中元というのはもともと中国の道教の習俗の一つであり、上元(1月15日)・中元(7月15日)・下元(10月15日)の三つを『三元』と定め、この日はそれぞれ供え物をして身の汚れを清める贖罪(しょくざい)の日とされていました。一方、わが国では古来より一年を二回に分けて、先祖の霊をお迎えし供養する『御霊(みたま)まつり』がありましたが、伝来した仏教の盂蘭盆会(うらぼんえ・7月15日)が重なり、お中元に親戚や知人が往来し、盆の礼として贈り物をする風習が生まれたようです。更にこれがやがてお世話になった人に贈り物をするという習慣へ変化したようです。

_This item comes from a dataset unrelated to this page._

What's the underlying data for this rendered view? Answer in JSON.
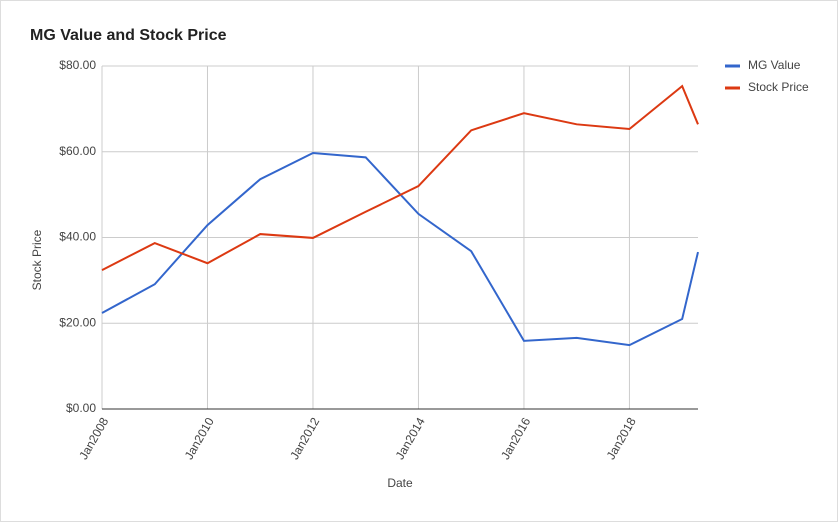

そして、今はお中元を贈るという風習だけが残り、上元や下元という言葉は全く聞かれなくなっています。
また、すっかり梅雨が明けましたが、「つゆ」と呼ばれるようになったのは江戸時代からであると言われています。中国では、黴(カビ)の生えやすい時期の雨ということで、もともと「黴雨(ばいう)」と呼ばれていましたが、語感が悪いため梅の熟す時期の雨ということで梅雨になったようです。
このように、日本の文化は中国大陸の影響を受けながら、わが国古来のものとの融合より形成されてきているものが多いのです。私達が普段何気なく行なっていることや使っている言葉も、そのルーツを調べてみるとなかなか興味深いものです。